Housing is a Right

October 6, 2007

Millions of Americans have been forced into foreclosure or delinquency on their home mortgages. According to RealtyTrac, an online marketplace for foreclosure properties, there were 1.2 million foreclosure filings nationally in 2006 alone, and 1,197,412 new filings so far in 2007. While millions have lost their homes, still more live in fear of losing them at any time.

As the depth and extent of the housing crisis develops, more and more workers face increasing economic hardship: as their house payments go up, as they watch their life savings diminish along with the value of their home, as public services are reduced in hard-hit communities with a decreased tax base, as construction and other workers are laid-off, etc. And of course, those that are evicted from their homes are in danger of falling into the ranks of the already millions of homeless in the country.

What is the way out of the crisis?

The few actions taken so far by the capitalists and their political representatives take up only the question of shifting the burden away from the big financiers and bankers, while millions of working families are left increasingly unable to make ends meet.

Although speculation, financial chicanery, as well as outright corruption, fraud, etc. work—in the final analysis—to compound the crisis, the root of the problem lies in the anarchy inherent in the capitalist mode of production. Monopoly capitalism brings to the bursting point the basic contradiction inherent in capitalism—the contradiction between the social character of the productive forces and the capitalist relations based on private ownership of these productive forces.

In the U.S. the real character of the productive forces (i.e. the labor-power of the workers and the tools of society—including the factories, transportation and communication systems, construction tools and materials, etc.) is social and historical—today’s modern factories and other means of production are the product of generations of labor and are set in motion only through the combined, cooperative efforts of millions of workers. But these social productive forces are owned privately and set in motion not to increase the well-being of the majority of people, but only to maximize profits for the private capitalist owners. The decisions of a handful of capitalists determine the economic life of millions. Thus the whole of society is subordinated to the private interests—the drive for wealth and profit—of the financial and industrial oligarchy.

The contradiction between the social character of the productive forces and private capitalist ownership has led to the general and permanent crisis of the capitalist mode of production. The vast social, productive forces have the potential of creating abundance for all. But capitalist private ownership necessarily limits and fetters this development.
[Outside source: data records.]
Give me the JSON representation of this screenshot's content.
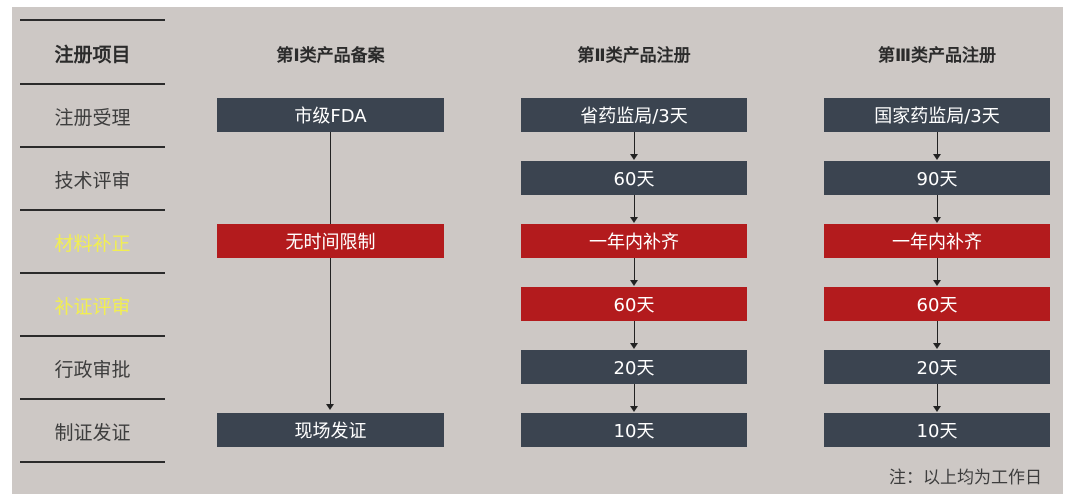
{
  "row_labels": {
    "header": "注册项目",
    "items": [
      "注册受理",
      "技术评审",
      "材料补正",
      "补证评审",
      "行政审批",
      "制证发证"
    ]
  },
  "columns": [
    {
      "title": "第Ⅰ类产品备案",
      "boxes": [
        "市级FDA",
        "无时间限制",
        "现场发证"
      ]
    },
    {
      "title": "第Ⅱ类产品注册",
      "boxes": [
        "省药监局/3天",
        "60天",
        "一年内补齐",
        "60天",
        "20天",
        "10天"
      ]
    },
    {
      "title": "第Ⅲ类产品注册",
      "boxes": [
        "国家药监局/3天",
        "90天",
        "一年内补齐",
        "60天",
        "20天",
        "10天"
      ]
    }
  ],
  "note": "注：以上均为工作日",
  "colors": {
    "background": "#cdc8c5",
    "dark_box": "#3b4450",
    "red_box": "#b31b1d",
    "highlight_label": "#f1ee52"
  }
}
The productive potential of society is thwarted by the very fact that the capitalists, in order to maximize profits, try to keep workers’ wages at a minimum. The result is that the markets always remain too small to absorb all that the workers can produce.

The capitalists, their financial advisors, and their political representatives cannot solve the problem because they are the problem. Today, there are houses sitting empty (and the productive capacity to build as many more as necessary) while the workers cannot afford to buy the homes already built and millions are being forced out of their homes. What could more thoroughly condemn the capitalist system than the fact that it cannot solve the crisis—that it cannot even meet the basic need and right of all the people to housing?

The only way out for the working class and the broad masses of the people is through struggle. The workers must come out as a class for themselves and wage an independent political struggle to force the rich to bear the burden of the crisis. We must demand that a portion of the social product be set aside to guarantee all the economic rights of the people, including the elemental right to housing.